Finally, the first K-drama in a while that I have thoroughly enjoyed without any caveats. Because This is My First Life (TvN, 2017) is unashamedly romantic but also modern and, dare I say it, feminist?
Nam Se-hee (Lee Min-ki) is an app designer who is struggling to pay the mortgage on his home. Yoon Ji-ho (Jung So-min) is an assistant TV writer who can’t afford to rent a place on her own in Seoul (she had been sharing with her brother but when he gets married their parents decide Ji-ho must move out). So it’s initially an ideal situation for Ji-ho to rent Se-hee’s spare room. They’re both in their 30s, reserved, love football and like to keep a clean home.
It becomes apparent that other people are uncomfortable with the idea of an unmarried man and woman living together. So they do what seems logical: they get married, promising to each other that it is purely a financial arrangement. But of course, not only does the rest of the world have ideas about what marriage is, they also find themselves questioning what it means for their relationship to be quite so transactional.
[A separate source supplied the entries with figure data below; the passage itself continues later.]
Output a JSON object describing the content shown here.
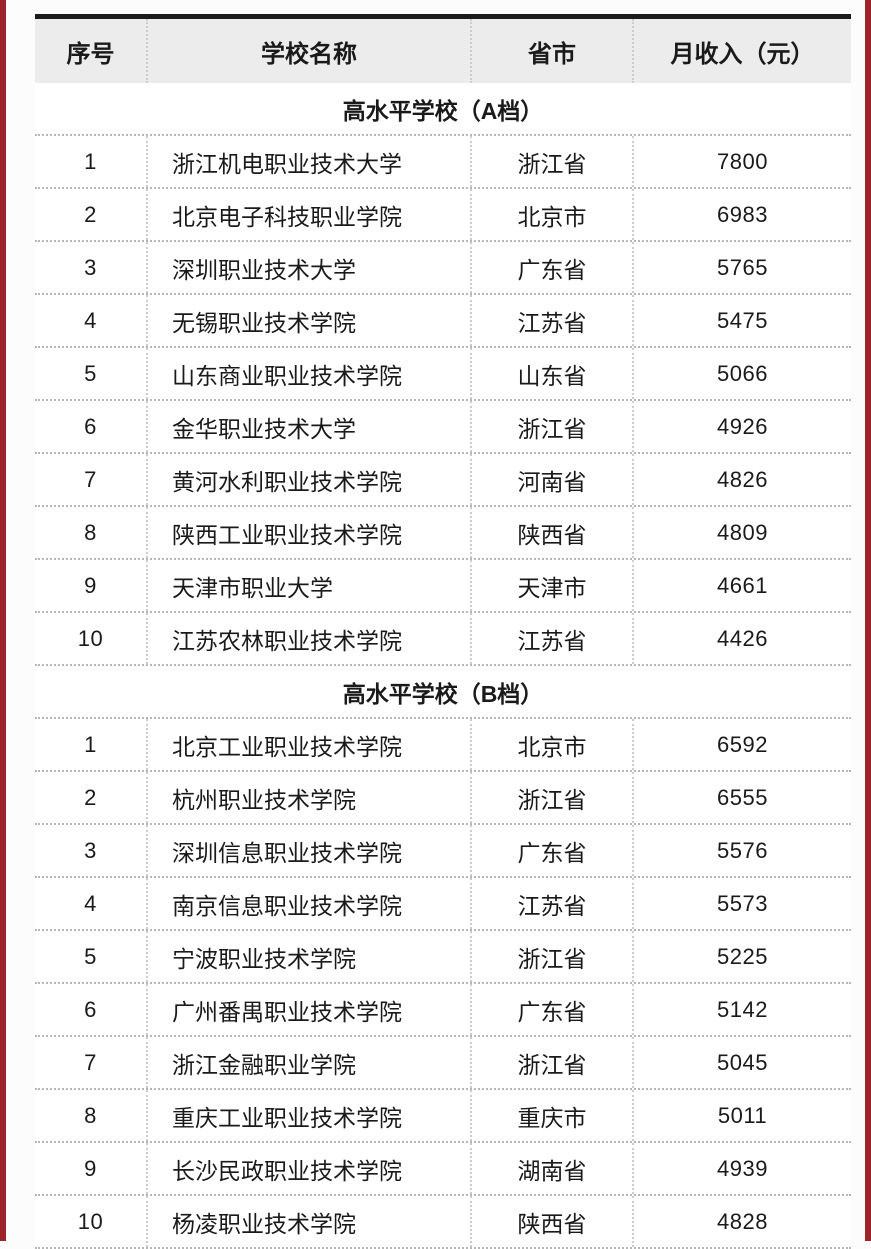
{
  "page": {
    "left_accent_color": "#9c2428",
    "right_accent_color": "#9c2428",
    "top_bar_color": "#1b1b1b",
    "header_bg": "#ececec"
  },
  "table": {
    "headers": [
      "序号",
      "学校名称",
      "省市",
      "月收入（元）"
    ],
    "sections": [
      {
        "title": "高水平学校（A档）",
        "rows": [
          {
            "no": "1",
            "school": "浙江机电职业技术大学",
            "province": "浙江省",
            "income": "7800"
          },
          {
            "no": "2",
            "school": "北京电子科技职业学院",
            "province": "北京市",
            "income": "6983"
          },
          {
            "no": "3",
            "school": "深圳职业技术大学",
            "province": "广东省",
            "income": "5765"
          },
          {
            "no": "4",
            "school": "无锡职业技术学院",
            "province": "江苏省",
            "income": "5475"
          },
          {
            "no": "5",
            "school": "山东商业职业技术学院",
            "province": "山东省",
            "income": "5066"
          },
          {
            "no": "6",
            "school": "金华职业技术大学",
            "province": "浙江省",
            "income": "4926"
          },
          {
            "no": "7",
            "school": "黄河水利职业技术学院",
            "province": "河南省",
            "income": "4826"
          },
          {
            "no": "8",
            "school": "陕西工业职业技术学院",
            "province": "陕西省",
            "income": "4809"
          },
          {
            "no": "9",
            "school": "天津市职业大学",
            "province": "天津市",
            "income": "4661"
          },
          {
            "no": "10",
            "school": "江苏农林职业技术学院",
            "province": "江苏省",
            "income": "4426"
          }
        ]
      },
      {
        "title": "高水平学校（B档）",
        "rows": [
          {
            "no": "1",
            "school": "北京工业职业技术学院",
            "province": "北京市",
            "income": "6592"
          },
          {
            "no": "2",
            "school": "杭州职业技术学院",
            "province": "浙江省",
            "income": "6555"
          },
          {
            "no": "3",
            "school": "深圳信息职业技术学院",
            "province": "广东省",
            "income": "5576"
          },
          {
            "no": "4",
            "school": "南京信息职业技术学院",
            "province": "江苏省",
            "income": "5573"
          },
          {
            "no": "5",
            "school": "宁波职业技术学院",
            "province": "浙江省",
            "income": "5225"
          },
          {
            "no": "6",
            "school": "广州番禺职业技术学院",
            "province": "广东省",
            "income": "5142"
          },
          {
            "no": "7",
            "school": "浙江金融职业学院",
            "province": "浙江省",
            "income": "5045"
          },
          {
            "no": "8",
            "school": "重庆工业职业技术学院",
            "province": "重庆市",
            "income": "5011"
          },
          {
            "no": "9",
            "school": "长沙民政职业技术学院",
            "province": "湖南省",
            "income": "4939"
          },
          {
            "no": "10",
            "school": "杨凌职业技术学院",
            "province": "陕西省",
            "income": "4828"
          }
        ]
      }
    ]
  }
}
Their story is told alongside those of Ji-ho’s best friends from high school Woo Su-ji (Esom) and Yang Ho-rang (Kim Ga-eun). Su-ji dreams of becoming a CEO, which for now means a corporate job at a company that finances smaller companies. She has no interest in romance and enjoys casual sex. Ho-rang lives with her boyfriend Sim Won-seok (Kim Min-seok, from Doctors, Hello My Twenties! and Descendants of the Sun) whom she has been dating for seven years. She works at a restaurant and is eager to get married and have children, but Won-seok is younger than her and doesn’t feel ready or financially stable enough for that.
The other thread running through the series is sexual harassment. Su-ji endures constant sexism from her all-male colleagues, and frequently overhears even worse comments from them behind her back. Ji-ho wants to write something fresh and different, but is constantly pushed into old-fashioned projects by male directors. Both experience multiple occurrences of inappropriate sexual advances. And what I particularly liked about this show was that it’s the women who deal with those problems and the men in their lives back them up 100%.
Okay, “enjoyed without any caveats” might be an exaggeration. There is a plot twist that is meant to make you re-evaluate a character and all their scenes, but I think it is stretched too far. The lead couple suffer from the usual failure to talk to each other honestly. And there’s a plot detail about a savings account that seems to be super important but is never explained.
But by and large this show avoids all the usual pitfalls and cliches. While Se-hee is a little older and more financially stable than Ji-ho, he is never depicted as holding any power over her. Their families cause problems by being old-fashioned, but they are not the usual problems. There are no secret family members, the characters have realistic challenges and everyone acknowledges that adults do have sex. Also everyone is very attractive and the kisses are properly romantic, even passionate.